Abstract: Today, for providing location service, wireless beacons attact many attentions. Conventional beacon requires power-supply components, such as power-management ICs and batteries. These components, which are relatively thick and large, make the beacons large, and limiting locations to which they can be attached. We developed power-control technology that temporarily deactivates the power monitor, which makes it possible to activate the beacon with the power from a solar cell. The need for conventional power-supply components are thus obviated, enabling beacons made of a few components to be operated. By mounting these components on thin, elastic silicone sheets, the beacon is thin and flexible, weighing 3-g with a thickness of 2.5-mm.,,This beacons is flexible enough for installation on round objects, and corners, such as the space between fluorescent bulbs in a ceiling, or the surface of an LED light.

Invited talk 7: Koichi Maezawa, University of Toyama,,"Ultrahigh frequency circuits and a novel integration technology for resonant tunneling diodes"

Abstract: Resonant tunneling diodes (RTDs) are promising devices for ultrahigh-frequency applications. However, there are some problems, such as bias instability, complex fabrication process, and cost. These problems prevent RTDs being used in practical applications. In this paper, we will discuss our attempts to overcome these problems, and also describe some applications of them.
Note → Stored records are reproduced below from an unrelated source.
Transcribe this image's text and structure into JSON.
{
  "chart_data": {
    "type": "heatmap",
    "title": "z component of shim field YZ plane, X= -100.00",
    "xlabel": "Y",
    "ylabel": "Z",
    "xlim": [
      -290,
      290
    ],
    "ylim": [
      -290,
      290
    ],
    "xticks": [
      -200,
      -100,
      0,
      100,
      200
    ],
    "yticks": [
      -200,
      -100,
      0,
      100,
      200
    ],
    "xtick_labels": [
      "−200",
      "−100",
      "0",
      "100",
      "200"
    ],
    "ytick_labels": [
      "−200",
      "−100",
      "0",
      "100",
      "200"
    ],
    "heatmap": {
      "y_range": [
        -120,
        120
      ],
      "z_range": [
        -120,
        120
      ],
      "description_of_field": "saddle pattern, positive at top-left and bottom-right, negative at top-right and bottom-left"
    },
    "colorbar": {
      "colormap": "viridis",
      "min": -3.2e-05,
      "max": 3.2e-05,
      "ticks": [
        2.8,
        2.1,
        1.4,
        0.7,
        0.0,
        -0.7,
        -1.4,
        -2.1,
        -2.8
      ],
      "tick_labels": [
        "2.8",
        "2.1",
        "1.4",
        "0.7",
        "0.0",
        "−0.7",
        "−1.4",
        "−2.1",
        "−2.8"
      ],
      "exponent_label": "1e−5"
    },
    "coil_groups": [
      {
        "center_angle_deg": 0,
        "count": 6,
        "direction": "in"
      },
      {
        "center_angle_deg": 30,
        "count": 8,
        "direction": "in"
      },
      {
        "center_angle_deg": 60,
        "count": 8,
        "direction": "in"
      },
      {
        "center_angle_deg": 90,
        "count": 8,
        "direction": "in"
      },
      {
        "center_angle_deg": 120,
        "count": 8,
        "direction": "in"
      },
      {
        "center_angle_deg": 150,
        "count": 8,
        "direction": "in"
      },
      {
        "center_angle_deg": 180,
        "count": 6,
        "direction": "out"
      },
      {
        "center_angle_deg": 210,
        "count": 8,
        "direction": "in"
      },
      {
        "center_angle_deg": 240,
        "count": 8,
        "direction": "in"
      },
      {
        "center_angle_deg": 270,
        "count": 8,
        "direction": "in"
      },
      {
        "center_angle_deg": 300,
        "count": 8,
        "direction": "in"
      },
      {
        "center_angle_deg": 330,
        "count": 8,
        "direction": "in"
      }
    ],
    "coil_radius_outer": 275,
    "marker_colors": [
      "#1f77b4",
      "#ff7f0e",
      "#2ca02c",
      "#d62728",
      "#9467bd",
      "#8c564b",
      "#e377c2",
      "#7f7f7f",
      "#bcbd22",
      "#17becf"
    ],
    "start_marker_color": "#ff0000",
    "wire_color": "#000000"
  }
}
Invited talk 8:,,Makoto Nagata, Kohki Taniguchi and Noriyuki Miura, Kobe University,,“Adaptive Suppression of Power Delivery Network Resonance with Chip-Package-Board Interaction”

Abstract: An adaptive technique of the resonance in power delivery network (PDN) for a large scale integration of systems in an IC chip and also with system packaging is introduced. The on-chip power noise monitoring and in-place power noise analysis tune on-chip power noise filter circuits. A prototype chip in a 0.18 um CMOS technology will be explored.

Invited talk 9: Hanpei Koike, Masakazu Hioki, Yasuhiro Ogasahara, Hayato Ishigaki, Toshiyuki Tsutsumi, Tadashi Nakagawa and Toshihiro Sekigawa, National Institute of AIST & Meiji University,,“Flex Power FPGA and AISTino”

Abstract: Flex Power FPGA features novel threshold voltage (Vt) programmability and can drastically reduce its static power by fine-grained body bias optimization among the circuit elements in the FPGA. We have been developing a series of Flex Power FPGA test chips using SOTB (Silicon On Thin BOX) technology, which is ideal for the maximum static power reduction performance and the minimum energy low voltage operation. In this paper, the overview of these test chip developments and the summary of their evaluation results are described. A new evaluation board called AISTino, equipped with the final version of the test chip, is also introduced as a good platform for the IoT applications.

Invited talk 10: Hitoshi Sugihara, Sao Noguchi, Kazunobu Morimoto,  Pham Tuong Hai and Ichiro Naka, Renesas Design Vietnam & Renesas Electronics Corporation, “Renesas Design Vietnam – A Successful Model in Building-Up the Semiconductor Industry at Vietnam”

Abstract: Conducting the feasibility study from 2003 and established in 2004 even when LSI design was still an unfamiliar word with most of Vietnamese people, but Renesas Design Vietnam (RVC) was targeted as a full range design center at Vietnam. This presentation share to audiences the background and expectation on the foundation of RVC, the challenge issues and development strategies, the local workforce and training scheme, the success and efforts, contribution, that RVC experiences through more than 10 years of development and growth. We close the presentation by a positive message to engineers who interest on semiconductor industry and wish to contribute to the prosperity of the region.